Deviations: chunks are `Vec<u8>` not `ByteString`; failures flow as `Result<_, StreamError>`, not
exceptions; Rust-native names (`from_reader`/`to_writer` for `from/toInputStream`); a sync `FileIO`
is offered alongside async `TokioFileIO` (Akka has only the async one). Delimiter framing mirrors
Akka's trailing-partial-delimiter rule (`Framing.scala`): bytes in a trailing partial match don't
count toward the max-length failure (see `trailing_delimiter_prefix_len`).

## Gotchas / footguns

- **TCP half-close.** `tcp_flow_from_stream` uses `from_sink_and_source` (NOT `_coupled`) on purpose:
  the write half completing (FIN) must not tear down the read half before the peer's echo arrives.
  `TcpIncomingConnection::into_flow()` *is* coupled — different surface, intentional.
- **Single-use TCP halves.** `single_use_async_read_source`/`single_use_async_write_sink` take their
  reader/writer out of a `Mutex<Option<_>>`; a second materialization errors "already materialized".
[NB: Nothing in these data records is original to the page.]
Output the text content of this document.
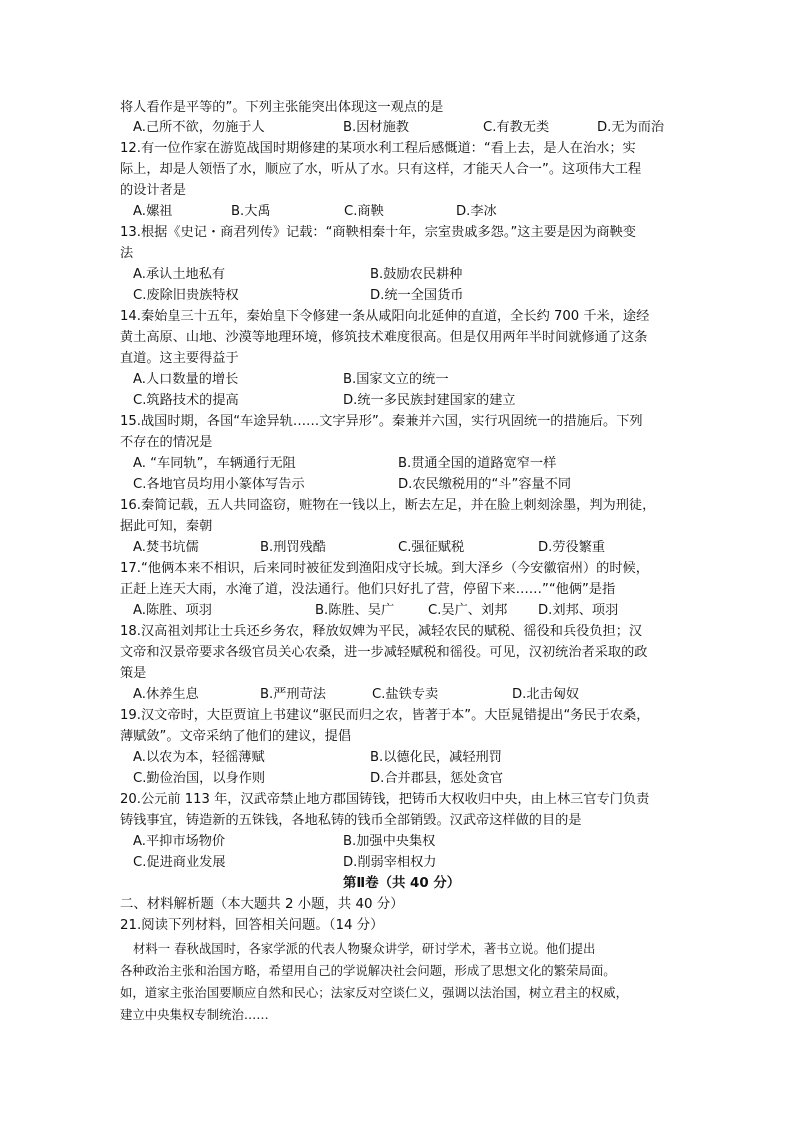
将人看作是平等的”。下列主张能突出体现这一观点的是
A.己所不欲，勿施于人	B.因材施教	C.有教无类	D.无为而治
12.有一位作家在游览战国时期修建的某项水利工程后感慨道：“看上去，是人在治水；实
际上，却是人领悟了水，顺应了水，听从了水。只有这样，才能天人合一”。这项伟大工程
的设计者是
A.嫘祖	B.大禹	C.商鞅	D.李冰
13.根据《史记・商君列传》记载：“商鞅相秦十年，宗室贵戚多怨。”这主要是因为商鞅变
法
A.承认土地私有	B.鼓励农民耕种
C.废除旧贵族特权	D.统一全国货币
14.秦始皇三十五年，秦始皇下令修建一条从咸阳向北延伸的直道，全长约 700 千米，途经
黄土高原、山地、沙漠等地理环境，修筑技术难度很高。但是仅用两年半时间就修通了这条
直道。这主要得益于
A.人口数量的增长	B.国家文立的统一
C.筑路技术的提高	D.统一多民族封建国家的建立
15.战国时期，各国“车途异轨……文字异形”。秦兼并六国，实行巩固统一的措施后。下列
不存在的情况是
A. “车同轨”，车辆通行无阻	B.贯通全国的道路宽窄一样
C.各地官员均用小篆体写告示	D.农民缴税用的“斗”容量不同
16.秦简记载，五人共同盗窃，赃物在一钱以上，断去左足，并在脸上刺刻涂墨，判为刑徒，
据此可知，秦朝
A.焚书坑儒	B.刑罚残酷	C.强征赋税	D.劳役繁重
17.“他俩本来不相识，后来同时被征发到渔阳戍守长城。到大泽乡（今安徽宿州）的时候，
正赶上连天大雨，水淹了道，没法通行。他们只好扎了营，停留下来……”“他俩”是指
A.陈胜、项羽	B.陈胜、吴广	C.吴广、刘邦 D.刘邦、项羽
18.汉高祖刘邦让士兵还乡务农，释放奴婢为平民，减轻农民的赋税、徭役和兵役负担；汉
文帝和汉景帝要求各级官员关心农桑，进一步减轻赋税和徭役。可见，汉初统治者采取的政
策是
A.休养生息	B.严刑苛法	C.盐铁专卖	D.北击匈奴
19.汉文帝时，大臣贾谊上书建议“驱民而归之农，皆著于本”。大臣晁错提出“务民于农桑，
薄赋敛”。文帝采纳了他们的建议，提倡
A.以农为本，轻徭薄赋	B.以德化民，减轻刑罚
C.勤俭治国，以身作则	D.合并郡县，惩处贪官
20.公元前 113 年，汉武帝禁止地方郡国铸钱，把铸币大权收归中央，由上林三官专门负责
铸钱事宜，铸造新的五铢钱，各地私铸的钱币全部销毁。汉武帝这样做的目的是
A.平抑市场物价	B.加强中央集权
C.促进商业发展	D.削弱宰相权力
第Ⅱ卷（共 40 分）
二、材料解析题（本大题共 2 小题，共 40 分）
21.阅读下列材料，回答相关问题。（14 分）
材料一 春秋战国时，各家学派的代表人物聚众讲学，研讨学术，著书立说。他们提出
各种政治主张和治国方略，希望用自己的学说解决社会问题，形成了思想文化的繁荣局面。
如，道家主张治国要顺应自然和民心；法家反对空谈仁义，强调以法治国，树立君主的权威，
建立中央集权专制统治……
- **`OutputStreamHandle`:** `flush()` is a no-op; you must `close()` (or drop) to signal EOF; writes
  after close return `BrokenPipe`. `OutputStreamTerminal::Error` is `#[allow(dead_code)]` — only
  `Complete` is ever set (the source has no failure path); don't assume an error path exists.
- **Length field is signed `i32`.** A 4-byte header with the high bit set parses negative → error
  (matches Akka's signed behavior); 1–3 byte headers are unsigned.
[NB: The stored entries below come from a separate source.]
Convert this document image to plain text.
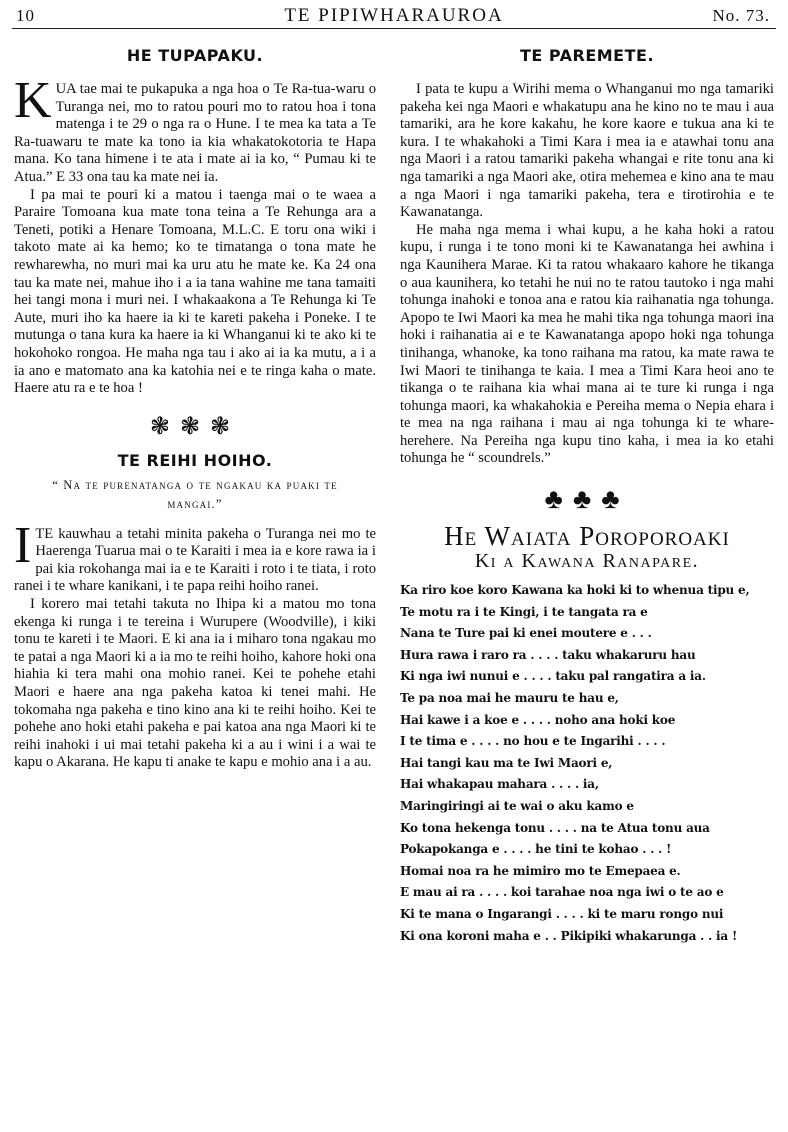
10	TE PIPIWHARAUROA	No. 73.
HE TUPAPAKU.

KUA tae mai te pukapuka a nga hoa o Te Ra-tua-waru o Turanga nei, mo to ratou pouri mo to ratou hoa i tona matenga i te 29 o nga ra o Hune. I te mea ka tata a Te Ra-tuawaru te mate ka tono ia kia whakatokotoria te Hapa mana. Ko tana himene i te ata i mate ai ia ko, “ Pumau ki te Atua.” E 33 ona tau ka mate nei ia.

I pa mai te pouri ki a matou i taenga mai o te waea a Paraire Tomoana kua mate tona teina a Te Rehunga ara a Teneti, potiki a Henare Tomoana, M.L.C. E toru ona wiki i takoto mate ai ka hemo; ko te timatanga o tona mate he rewharewha, no muri mai ka uru atu he mate ke. Ka 24 ona tau ka mate nei, mahue iho i a ia tana wahine me tana tamaiti hei tangi mona i muri nei. I whakaakona a Te Rehunga ki Te Aute, muri iho ka haere ia ki te kareti pakeha i Poneke. I te mutunga o tana kura ka haere ia ki Whanganui ki te ako ki te hokohoko rongoa. He maha nga tau i ako ai ia ka mutu, a i a ia ano e matomato ana ka katohia nei e te ringa kaha o mate. Haere atu ra e te hoa !

❃❃❃
TE REIHI HOIHO.
“ Na te purenatanga o te ngakau ka puaki te mangai.”

ITE kauwhau a tetahi minita pakeha o Turanga nei mo te Haerenga Tuarua mai o te Karaiti i mea ia e kore rawa ia i pai kia rokohanga mai ia e te Karaiti i roto i te tiata, i roto ranei i te whare kanikani, i te papa reihi hoiho ranei.

I korero mai tetahi takuta no Ihipa ki a matou mo tona ekenga ki runga i te tereina i Wurupere (Woodville), i kiki tonu te kareti i te Maori. E ki ana ia i miharo tona ngakau mo te patai a nga Maori ki a ia mo te reihi hoiho, kahore hoki ona hiahia ki tera mahi ona mohio ranei. Kei te pohehe etahi Maori e haere ana nga pakeha katoa ki tenei mahi. He tokomaha nga pakeha e tino kino ana ki te reihi hoiho. Kei te pohehe ano hoki etahi pakeha e pai katoa ana nga Maori ki te reihi inahoki i ui mai tetahi pakeha ki a au i wini i a wai te kapu o Akarana. He kapu ti anake te kapu e mohio ana i a au.

TE PAREMETE.

I pata te kupu a Wirihi mema o Whanganui mo nga tamariki pakeha kei nga Maori e whakatupu ana he kino no te mau i aua tamariki, ara he kore kakahu, he kore kaore e tukua ana ki te kura. I te whakahoki a Timi Kara i mea ia e atawhai tonu ana nga Maori i a ratou tamariki pakeha whangai e rite tonu ana ki nga tamariki a nga Maori ake, otira mehemea e kino ana te mau a nga Maori i nga tamariki pakeha, tera e tirotirohia e te Kawanatanga.

He maha nga mema i whai kupu, a he kaha hoki a ratou kupu, i runga i te tono moni ki te Kawanatanga hei awhina i nga Kaunihera Marae. Ki ta ratou whakaaro kahore he tikanga o aua kaunihera, ko tetahi he nui no te ratou tautoko i nga mahi tohunga inahoki e tonoa ana e ratou kia raihanatia nga tohunga. Apopo te Iwi Maori ka mea he mahi tika nga tohunga maori ina hoki i raihanatia ai e te Kawanatanga apopo hoki nga tohunga tinihanga, whanoke, ka tono raihana ma ratou, ka mate rawa te Iwi Maori te tinihanga te kaia. I mea a Timi Kara heoi ano te tikanga o te raihana kia whai mana ai te ture ki runga i nga tohunga maori, ka whakahokia e Pereiha mema o Nepia ehara i te mea na nga raihana i mau ai nga tohunga ki te whare-herehere. Na Pereiha nga kupu tino kaha, i mea ia ko etahi tohunga he “ scoundrels.”

♣♣♣
He Waiata Poroporoaki
Ki a Kawana Ranapare.
Ka riro koe koro Kawana ka hoki ki to whenua tipu e,
Te motu ra i te Kingi, i te tangata ra e
Nana te Ture pai ki enei moutere e . . .
Hura rawa i raro ra . . . . taku whakaruru hau
Ki nga iwi nunui e . . . . taku pal rangatira a ia.
Te pa noa mai he mauru te hau e,
Hai kawe i a koe e . . . . noho ana hoki koe
I te tima e . . . . no hou e te Ingarihi . . . .
Hai tangi kau ma te Iwi Maori e,
Hai whakapau mahara . . . . ia,
Maringiringi ai te wai o aku kamo e
Ko tona hekenga tonu . . . . na te Atua tonu aua
Pokapokanga e . . . . he tini te kohao . . . !
Homai noa ra he mimiro mo te Emepaea e.
E mau ai ra . . . . koi tarahae noa nga iwi o te ao e
Ki te mana o Ingarangi . . . . ki te maru rongo nui
Ki ona koroni maha e . . Pikipiki whakarunga . . ia !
- **`UringFileIO`** (feature `io-uring-file`, Linux only) runs a separate `tokio-uring` current-thread
  runtime on its own thread (`datum-uring-file`). If that runtime can't start, or the target isn't
  Linux, it transparently falls back to `TokioFileIO` with identical semantics — keep the fallback.

## Tests & benches

- Inline `#[cfg(test)]` modules in each file (the dominant coverage; framing/adapters/tokio_io are
  thorough — round-trips, max-length, truncation, cancellation, timeouts, chunk boundaries).
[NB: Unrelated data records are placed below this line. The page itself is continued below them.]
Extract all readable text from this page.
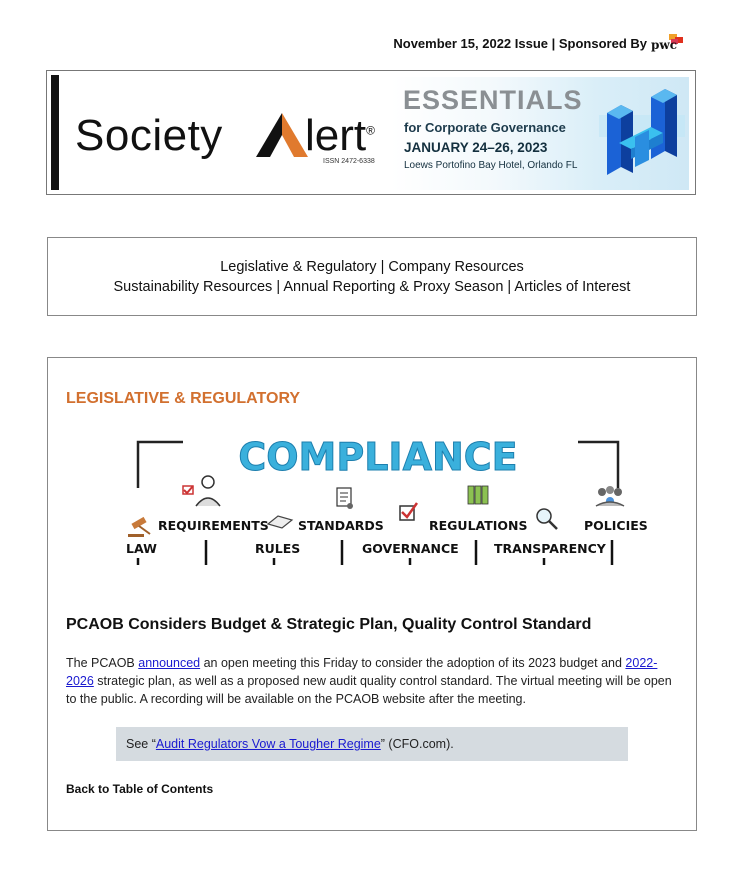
November 15, 2022 Issue | Sponsored By pwc
Society lert®
ISSN 2472-6338
ESSENTIALS
for Corporate Governance
JANUARY 24–26, 2023
Loews Portofino Bay Hotel, Orlando FL
Legislative & Regulatory | Company Resources
Sustainability Resources | Annual Reporting & Proxy Season | Articles of Interest
LEGISLATIVE & REGULATORY
COMPLIANCE
REQUIREMENTS STANDARDS	REGULATIONS	POLICIES
LAW	RULES	GOVERNANCE	TRANSPARENCY
PCAOB Considers Budget & Strategic Plan, Quality Control Standard
The PCAOB announced an open meeting this Friday to consider the adoption of its 2023 budget and 2022-2026 strategic plan, as well as a proposed new audit quality control standard. The virtual meeting will be open to the public. A recording will be available on the PCAOB website after the meeting.
See “Audit Regulators Vow a Tougher Regime” (CFO.com).
Back to Table of Contents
- Doc-backed integration tests: `crates/datum-core/tests/docs/streaming_io.rs` (the `#region`s wired
  into `docs/guides/streaming-io.md` via `<<< @/…`).
- Bench: `crates/datum-core/benches/streaming_io.rs`; Akka compare harness under
  `benches/streaming_io_compare/` (needs JDK + sbt). Result table:
  `roadmap/benchmarks/streaming-io.md` (source of truth for perf claims).